Uma característica patusca do português, que custa a quem o aprende muitos erros, é a diferença entre o verbo ‘ser’ e o verbo ‘estar.’ As pessoas costumam estar em Barcelos, ou contentes, e ser arquitectos, ou corcundas. Aos nativos a diferença parece evidente: o que alguma coisa ou alguém é parece-lhes menos transitório que o que, ou como, ou onde, meramente alguém está. Há outras línguas porém em que só existe um verbo para as duas tarefas; não é seguro que nelas ser corcunda possa ser uma condição temporária.

Bernardim Ribeiro (1482?-1552?) é o autor de um poema maravilhoso onde imagina que em alturas especiais, quando os nossos colegas de língua diriam ‘eu sou,’ é preferível dizer ‘eu estou,’ e isto apesar de a gramática recomendar o contrário. É um poema que pode ser facilmente encontrado por aí: começa com “Antre mim mesmo e mim” e tem só duas estrofes, cada uma com sete versos (há realmente três versos antes da primeira estrofe, mas são um mote para aquilo que ele propriamente escreveu).

Na segunda estrofe Bernardim Ribeiro resume a sua situação: “De mim me sou feito alheio.” Muitos conhecerão este problema na versão de poetas mais recentes, como Mário de Sá-Carneiro e Fernando Pessoa. Não é no entanto um problema do século XX, visto que o poema de Bernardim foi escrito no princípio do século XVI. “Sou feito” parece indicar que Bernardino nem sempre foi aquilo que é; e que se terá tornado naquilo que é.
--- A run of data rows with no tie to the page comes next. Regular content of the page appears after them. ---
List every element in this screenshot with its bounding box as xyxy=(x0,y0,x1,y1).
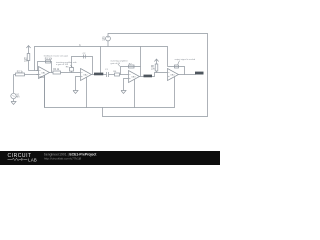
resistor R8 xyxy=(155,64,158,71)
svg-text:OA1: OA1 xyxy=(39,76,44,79)
voltage source V1 xyxy=(11,93,16,98)
node label stage2 out xyxy=(92,74,107,76)
resistor R5 (OA2 feedback lower) xyxy=(70,68,74,72)
svg-text:OA1: OA1 xyxy=(41,72,46,75)
svg-text:R3 10k: R3 10k xyxy=(45,58,53,60)
wire OA4 output xyxy=(179,74,196,76)
vcc arrow (R1 top) xyxy=(26,46,30,49)
resistor R2 xyxy=(14,74,16,76)
wire OA1 V- pin to bus xyxy=(44,76,46,108)
wire OA2 + input to ground xyxy=(76,77,81,91)
node label stage3 out xyxy=(140,76,144,78)
svg-text:OA2: OA2 xyxy=(83,74,88,77)
resistor R3 (OA1 feedback) xyxy=(46,60,51,63)
feedback loop OA3 xyxy=(121,67,141,75)
svg-text:OA3: OA3 xyxy=(131,76,136,79)
wire rail stub to stage2 output node xyxy=(100,47,102,75)
svg-text:LAB: LAB xyxy=(28,158,37,163)
svg-text:gain of 10: gain of 10 xyxy=(111,63,121,65)
feedback loop OA1 xyxy=(38,62,52,73)
wire stage3 to stage4 xyxy=(152,73,168,77)
ground (source) xyxy=(11,102,16,105)
resistor R4 (stage1 out) xyxy=(50,72,54,74)
vcc arrow (R8 top) xyxy=(154,59,158,62)
svg-text:a gain of 100: a gain of 100 xyxy=(56,64,69,66)
voltage source V2 xyxy=(106,36,111,41)
wire OA3 V- pin to bus xyxy=(134,80,136,108)
footer bar xyxy=(0,151,220,165)
op-amp OA1 xyxy=(39,67,50,79)
svg-text:feedback resistor sets gain: feedback resistor sets gain xyxy=(44,55,68,58)
svg-text:R4 1k: R4 1k xyxy=(53,69,60,71)
svg-text:5V: 5V xyxy=(102,40,105,42)
feedback loop OA2 xyxy=(72,57,93,75)
ground (OA2) xyxy=(73,91,78,94)
wire OA2 V- pin to bus xyxy=(86,78,88,108)
op-amp OA2 xyxy=(81,69,92,81)
wire rail stub to stage3 feedback xyxy=(140,47,142,77)
wire top rail xyxy=(35,47,168,71)
wire bottom bus A xyxy=(45,76,175,108)
capacitor C2 (OA2 feedback) xyxy=(83,55,85,59)
svg-text:http://circuitlab.com/c77b1j8: http://circuitlab.com/c77b1j8 xyxy=(44,157,82,161)
svg-text:output signal is scaled: output signal is scaled xyxy=(175,58,196,61)
ground (OA3) xyxy=(121,91,126,94)
svg-text:OA4: OA4 xyxy=(170,74,175,77)
resistor R7 (OA3 feedback) xyxy=(129,65,135,68)
wire V2 top to right riser down to bottom bus xyxy=(103,34,208,117)
resistor R6 xyxy=(109,74,115,76)
resistor R1 xyxy=(27,54,30,61)
capacitor C1 xyxy=(106,72,108,77)
svg-text:R2 1k: R2 1k xyxy=(17,72,24,74)
op-amp OA4 xyxy=(168,69,179,81)
op-amp OA3 xyxy=(129,71,140,83)
feedback loop OA4 xyxy=(168,67,185,75)
wire OA3 + input to ground xyxy=(124,79,129,91)
node label output xyxy=(195,72,204,75)
resistor R9 (OA4 feedback) xyxy=(175,65,179,68)
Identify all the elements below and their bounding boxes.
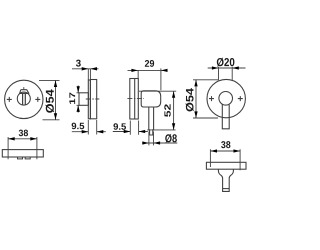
dimension 9.5 left: label <box>72 123 85 130</box>
dimension Ø54 left: extension lines <box>39 80 60 119</box>
dimension 3: arrowheads <box>82 67 97 70</box>
dimension 38 left: dimension line <box>8 138 37 140</box>
dimension 3: label <box>76 60 81 67</box>
dimension Ø20: arrowheads <box>212 66 239 69</box>
left rose profile clip right <box>25 157 30 159</box>
dimension Ø20: label <box>217 58 235 67</box>
right side view flange plate <box>130 79 139 120</box>
dimension 38 right: arrowheads <box>210 149 240 152</box>
dimension 52: label <box>164 104 170 117</box>
dimension 29: dimension line <box>128 69 168 71</box>
dimension Ø8: extension lines <box>149 132 154 146</box>
dimension Ø20: dimension line <box>208 67 246 69</box>
dimension 29: arrowheads <box>131 69 167 72</box>
dimension 9.5 left: dimension line <box>72 131 106 133</box>
left rose profile clip left <box>18 157 23 159</box>
dimension 29: extension lines <box>138 68 161 90</box>
left side view centerline <box>86 98 100 100</box>
dimension 38 right: extension lines <box>210 149 240 170</box>
dimension Ø8: label <box>165 134 177 143</box>
dimension 38 right: dimension line <box>210 150 240 152</box>
dimension 9.5 right: dimension line <box>113 131 148 133</box>
dimension 9.5 right: extension lines <box>130 121 138 135</box>
dimension 9.5 right: arrowheads <box>124 130 146 133</box>
dimension 9.5 left: arrowheads <box>82 130 104 133</box>
dimension 3: dimension line with tails <box>72 68 99 70</box>
dimension Ø54 left: label <box>46 89 55 112</box>
right rose screw mark left <box>209 96 214 101</box>
left rose screw mark left <box>7 97 12 102</box>
thumbturn circle front view <box>17 92 30 105</box>
right knob side view flare and cylinder <box>218 169 233 191</box>
right knob cylinder rim line <box>223 188 230 190</box>
right rose hub circle Ø20 <box>219 92 233 106</box>
left side view thumbturn grip <box>79 93 88 106</box>
left side view body <box>90 80 96 119</box>
left rose profile bar <box>2 150 43 157</box>
dimension 52: dimension line <box>173 91 175 130</box>
dimension 52: arrowheads <box>172 91 175 130</box>
dimension Ø54 right: arrowheads <box>194 80 197 118</box>
right side view flange inner line <box>134 79 136 120</box>
dimension Ø54 right: extension lines <box>193 80 218 118</box>
dimension 38 left: label <box>19 130 28 137</box>
right rose screw mark right <box>238 96 243 101</box>
dimension 17: extension ticks <box>77 93 80 106</box>
right rose profile bar <box>206 162 246 169</box>
left rose screw mark right <box>35 97 40 102</box>
dimension 17: arrowheads <box>77 86 80 112</box>
right side view thumbturn knob <box>141 91 161 107</box>
dimension 52: extension lines <box>139 91 176 130</box>
right side view centerline <box>127 98 144 100</box>
dimension 38 left: extension lines <box>8 137 37 159</box>
right rose front view outer circle <box>207 79 245 117</box>
right side view spindle <box>149 107 154 135</box>
dimension 9.5 left: extension lines <box>88 120 96 135</box>
dimension 38 right: label <box>221 141 230 148</box>
dimension Ø8: arrowheads <box>142 141 160 144</box>
dimension 3: extension lines down to flange <box>88 69 90 80</box>
dimension 17: label <box>69 93 75 104</box>
dimension 9.5 right: label <box>113 123 126 130</box>
thumbturn cap front view <box>20 87 29 93</box>
right rose spindle stem front view <box>222 104 229 129</box>
left rose front view outer circle <box>5 80 43 118</box>
dimension 38 left: arrowheads <box>8 137 37 140</box>
dimension Ø54 right: dimension line <box>195 80 197 118</box>
left side view flange plate 3mm <box>88 80 90 119</box>
thumbturn grip bar lines <box>23 93 26 105</box>
dimension Ø20: extension lines <box>219 67 233 81</box>
dimension Ø8: dimension line <box>142 142 177 144</box>
dimension 29: label <box>145 60 154 67</box>
dimension Ø54 right: label <box>186 88 194 111</box>
dimension 17: dimension line segments <box>77 86 79 113</box>
dimension Ø54 left: dimension line <box>55 80 57 119</box>
dimension Ø54 left: arrowheads <box>54 80 57 119</box>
Como é que isto terá acontecido?

O poema tinha começado com a pré-história da situação: “Uns tempos com grand’engano / vivi eu mesmo comigo.” Nesse começo, Bernardim Ribeiro compara quem vive consigo mesmo a quem está casado consigo próprio. Quem se casa consigo, casa-se por engano; e quando percebe o engano torna-se vulnerável a alterações de estado civil. Bernardim não explica exactamente o que causou as alterações; refere-se a “um mal derramado / que por mal grande me veio.” Como porém um mal é um mal, nada melhorou. Podemos portanto dizer que neste poema o problema inicial não é resolvido. Quem vive consigo mesmo vive enganado; e só reconhece os seus enganos quem já não está enganado; mas quem não está enganado está doente: foi contaminado por “um mal derramado.”

O poema indica essa nova condição permanente, com a qual a pequena história conclui, através de um muito ligeiro entorse gramatical, quase imperceptível. É com esse pingo de gramática que o poema acaba: “Nova dor, novo receio / foi este que me tomou, /assim me tem, assim estou.” Bernardim Ribeiro não acha apenas que foi capturado por males, dores e receios; passou também a usar “assim estou” como sinónimo de ‘assim sou.’ Terá por isso, apesar da língua portuguesa, chegado à conclusão de que neste mundo o que somos é o que estamos: estamos doentes, estamos corcundas, estamos arquitectos.